Saddle Creek 72

Saddle Creek 73

If you didn't know Conor Oberst or his band alter-ego Bright Eyes, you received an introduction over the past couple months when his glowering face was pasted on the covers of a half dozen music magazines. Each publication aimed to anoint his Genius, but none have dared to call him a New Dylan. Happily, that phrase has been phased out of the rock scribe language as far as I know — and rightly so. There's only one enigmatic Genius to stand on that (unwanted) pedestal, and if you don't want to stand in his shadow, you come up with your own version.

And that's what Oberst has done on Bright Eyes' two releases, I’m Wide Awake, It’s Morning and Digital Ash in a Digital Urn. Each disc is as distinct from the other as it is chock full of recognizable influences that fail to lessen the impact of what the Omaha, Nebraska native achieves.
On I’m Wide Awake, it’s clear that Oberst has made more than a passing listen to Highway 61 Revisited. Blonde On Blonde and even The Basement Tapes. Like classic Dylan, Oberst’s gift for the English language always makes for engaging twists and turns, leaving you anticipating each verbal surprise that pops up and the tangents the narrative takes.

He debuted several of the numbers during Bright Eyes' stint on the Vote For Change Tour last October including "Land Locked Blues" and "Road To Joy." Like the other eight tracks, he balances defiance to the system with the intricacies of personal relationships. In both cases, the battles are fought on a daily basis and rarely does one feel like a victor.

But whether it's just him and a guitar or surrounded by pedal steel, mandolin, trumpet and the background voice of Emmylou Harris, he makes this journey similar to the one in real life — a necessary repeat.

While I’m Wide Awake gives the impression it could have been recorded at Big Pink in Woodstock, Digital Ash turns that rootsiness on its head with treated drum tracks, sound effects, woozy rhythms and a sense of unease and longing that was hinted at earlier but now boils over into melancholy, regret and despondency. Interpretation could lead one to view Oberst going over the break from his Omaha neighborhood to his new digs in New York to the break up of a relationship and even the breaking apart of the country he resides. A line here or there could support all three arguments.

Immediately announcing the difference between its companion piece, the album opens with an industrial soundtrack that sounds like Oberst being led away to his 1984-esque cell following his swipes at the Bush administration and his memorable line onstage at the VFC performance in Cleveland, "A vote for Bush is like shitting in your own bed."

The 12 numbers here display influential checkpoints from Nine Inch Nails to David Bowie, Brian Eno and the Beatles, but only as ingredients in the final musical recipe. Oberst's lyrical settings, melodic flair, tentative voice (a warmer combination of the Cure's Robert Smith and Jim Carroll) embrace these things and shape them into his own sonic sculpture.
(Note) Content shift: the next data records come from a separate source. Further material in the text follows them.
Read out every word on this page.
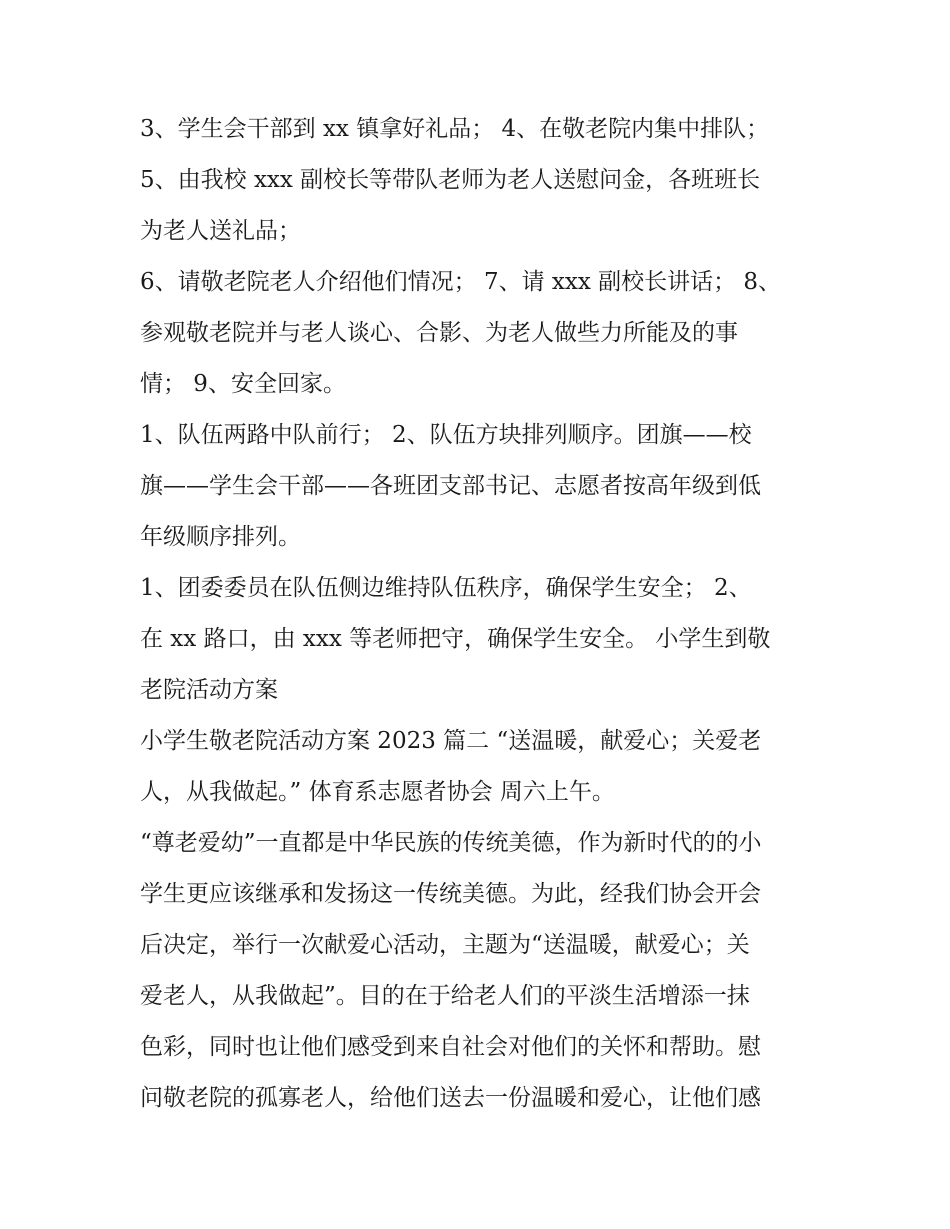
3、学生会干部到 xx 镇拿好礼品； 4、在敬老院内集中排队；
5、由我校 xxx 副校长等带队老师为老人送慰问金，各班班长
为老人送礼品；
6、请敬老院老人介绍他们情况； 7、请 xxx 副校长讲话； 8、
参观敬老院并与老人谈心、合影、为老人做些力所能及的事
情； 9、安全回家。
1、队伍两路中队前行； 2、队伍方块排列顺序。团旗——校
旗——学生会干部——各班团支部书记、志愿者按高年级到低
年级顺序排列。
1、团委委员在队伍侧边维持队伍秩序，确保学生安全； 2、
在 xx 路口，由 xxx 等老师把守，确保学生安全。 小学生到敬
老院活动方案
小学生敬老院活动方案 2023 篇二 “送温暖，献爱心；关爱老
人，从我做起。” 体育系志愿者协会 周六上午。
“尊老爱幼”一直都是中华民族的传统美德，作为新时代的的小
学生更应该继承和发扬这一传统美德。为此，经我们协会开会
后决定，举行一次献爱心活动，主题为“送温暖，献爱心；关
爱老人，从我做起”。目的在于给老人们的平淡生活增添一抹
色彩，同时也让他们感受到来自社会对他们的关怀和帮助。慰
问敬老院的孤寡老人，给他们送去一份温暖和爱心，让他们感
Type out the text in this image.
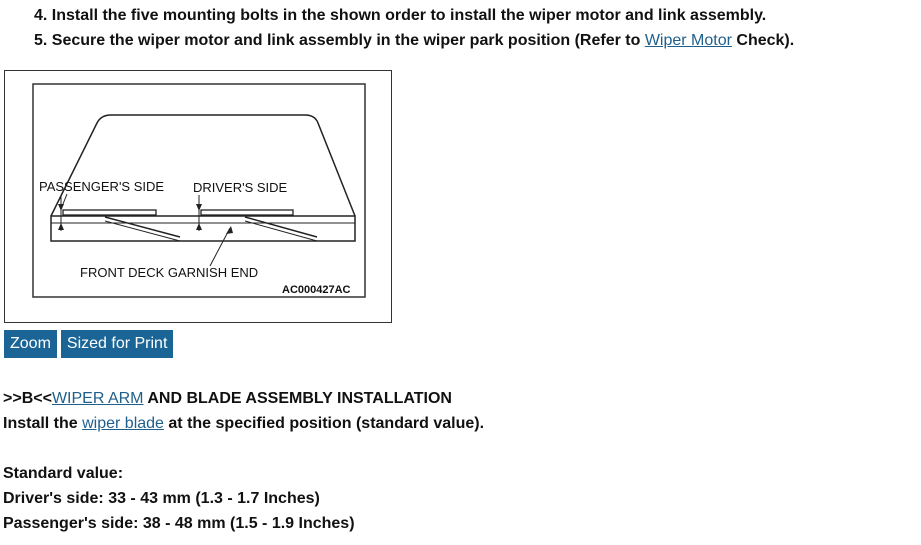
4. Install the five mounting bolts in the shown order to install the wiper motor and link assembly.
5. Secure the wiper motor and link assembly in the wiper park position (Refer to Wiper Motor Check).
PASSENGER'S SIDE DRIVER'S SIDE
FRONT DECK GARNISH END
AC000427AC
Zoom	Sized for Print
>>B<<WIPER ARM AND BLADE ASSEMBLY INSTALLATION
Install the wiper blade at the specified position (standard value).
Standard value:
Driver's side: 33 - 43 mm (1.3 - 1.7 Inches)
Passenger's side: 38 - 48 mm (1.5 - 1.9 Inches)
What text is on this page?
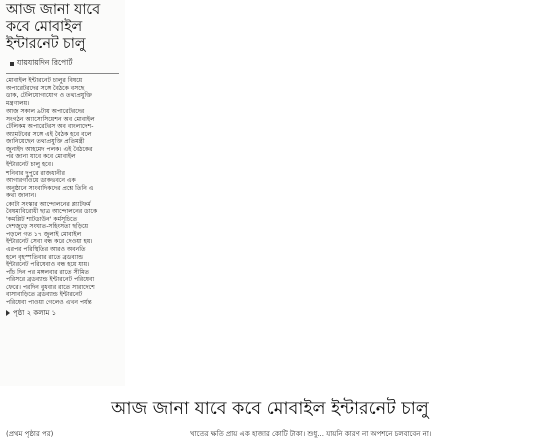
আজ জানা যাবে
কবে মোবাইল
ইন্টারনেট চালু
যায়যায়দিন রিপোর্ট
মোবাইল ইন্টারনেট চালুর বিষয়ে
অপারেটরদের সঙ্গে বৈঠকে বসছে
ডাক, টেলিযোগাযোগ ও তথ্যপ্রযুক্তি
মন্ত্রণালয়।
আজ সকাল ৯টায় অপারেটরদের
সংগঠন অ্যাসোসিয়েশন অব মোবাইল
টেলিকম অপারেটরস অব বাংলাদেশ-
অ্যামটবের সঙ্গে এই বৈঠক হবে বলে
জানিয়েছেন তথ্যপ্রযুক্তি প্রতিমন্ত্রী
জুনাইদ আহমেদ পলক। এই বৈঠকের
পর জানা যাবে কবে মোবাইল
ইন্টারনেট চালু হবে।
শনিবার দুপুরে রাজধানীর
আগারগাঁওয়ে ডাকভবনে এক
অনুষ্ঠানে সাংবাদিকদের প্রশ্নে তিনি এ
কথা জানান।
কোটা সংস্কার আন্দোলনের প্ল্যাটফর্ম
বৈষম্যবিরোধী ছাত্র আন্দোলনের ডাকে
'কমপ্লিট শাটডাউন' কর্মসূচিতে
দেশজুড়ে সংঘাত-সহিংসতা ছড়িয়ে
পড়লে গত ১৭ জুলাই মোবাইল
ইন্টারনেট সেবা বন্ধ করে দেওয়া হয়।
এরপর পরিস্থিতির আরও অবনতি
হলে বৃহস্পতিবার রাতে ব্রডব্যান্ড
ইন্টারনেট পরিষেবাও বন্ধ হয়ে যায়।
পাঁচ দিন পর মঙ্গলবার রাতে সীমিত
পরিসরে ব্রডব্যান্ড ইন্টারনেট পরিষেবা
ফেরে। পরদিন বুধবার রাতে সারাদেশে
বাসাবাড়িতে ব্রডব্যান্ড ইন্টারনেট
পরিষেবা পাওয়া গেলেও এখন পর্যন্ত
পৃষ্ঠা ২ কলাম ১
আজ জানা যাবে কবে মোবাইল ইন্টারনেট চালু
(প্রথম পৃষ্ঠার পর)	খাতের ক্ষতি প্রায় এক হাজার কোটি টাকা। শুধু... যায়নি কারণ না অপশনে চলবাবেন না।
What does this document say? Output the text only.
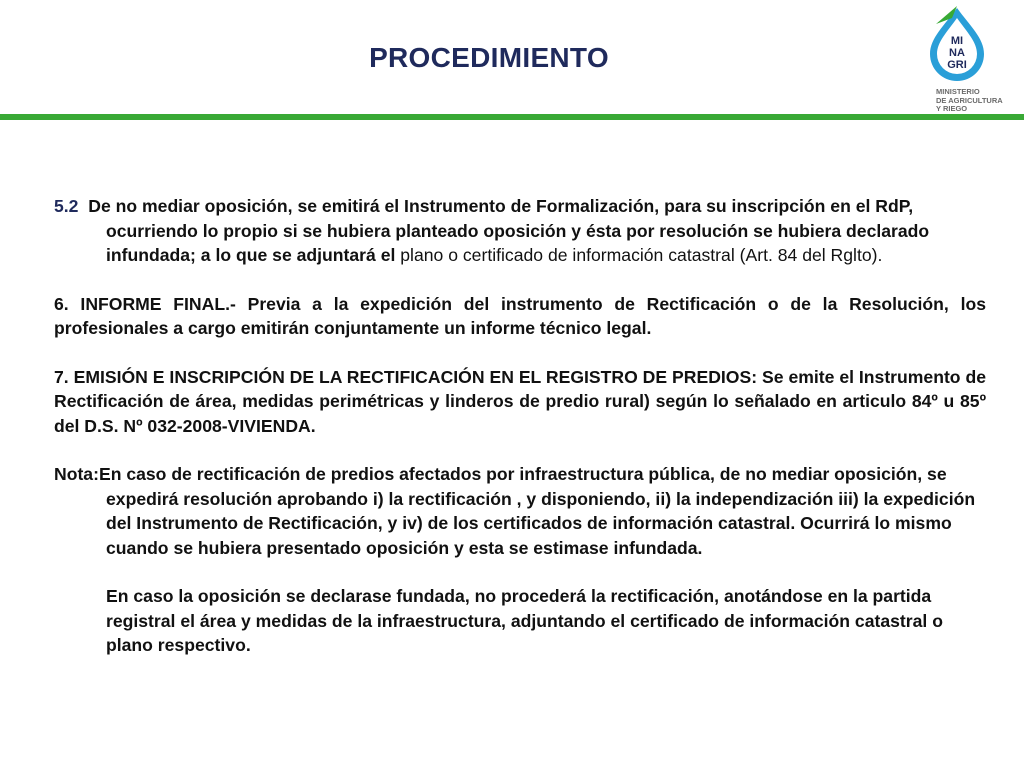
PROCEDIMIENTO
MI
NA
GRI
MINISTERIO
DE AGRICULTURA
Y RIEGO

5.2 De no mediar oposición, se emitirá el Instrumento de Formalización, para su inscripción en el RdP, ocurriendo lo propio si se hubiera planteado oposición y ésta por resolución se hubiera declarado infundada; a lo que se adjuntará el plano o certificado de información catastral (Art. 84 del Rglto).

6. INFORME FINAL.- Previa a la expedición del instrumento de Rectificación o de la Resolución, los profesionales a cargo emitirán conjuntamente un informe técnico legal.

7. EMISIÓN E INSCRIPCIÓN DE LA RECTIFICACIÓN EN EL REGISTRO DE PREDIOS: Se emite el Instrumento de Rectificación de área, medidas perimétricas y linderos de predio rural) según lo señalado en articulo 84º u 85º del D.S. Nº 032-2008-VIVIENDA.

Nota:En caso de rectificación de predios afectados por infraestructura pública, de no mediar oposición, se expedirá resolución aprobando i) la rectificación , y disponiendo, ii) la independización iii) la expedición del Instrumento de Rectificación, y iv) de los certificados de información catastral. Ocurrirá lo mismo cuando se hubiera presentado oposición y esta se estimase infundada.

En caso la oposición se declarase fundada, no procederá la rectificación, anotándose en la partida registral el área y medidas de la infraestructura, adjuntando el certificado de información catastral o plano respectivo.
And with it all, there remain other surprises — the calypso synthesized feel running through "Arc Of Time" and the manner its uses religious imagery to mull over religious teachings, the upbeat pop ala the Cars on "Take It Easy (Love Nothing)."

Although it seems as the world surrounding Digital Ash gets darker and darker ‘til the music falls apart as the Atomic Clock ticks down to zero, the album’s saving grace is its ability to make this winding down of humanity one intriguing moment after another.

With two albums to choose from, it's a tough call to view one as outshining the other. It's more of a matter of what day is it and did I just make the mistake (again) of turning on the news?

Bright Eyes feeds into the frustrations of a 21st century world that looks more and more like the one envisioned by Orwell, but it's a hypnotic soundtrack to have as the world goes by and Big Brother watches over you.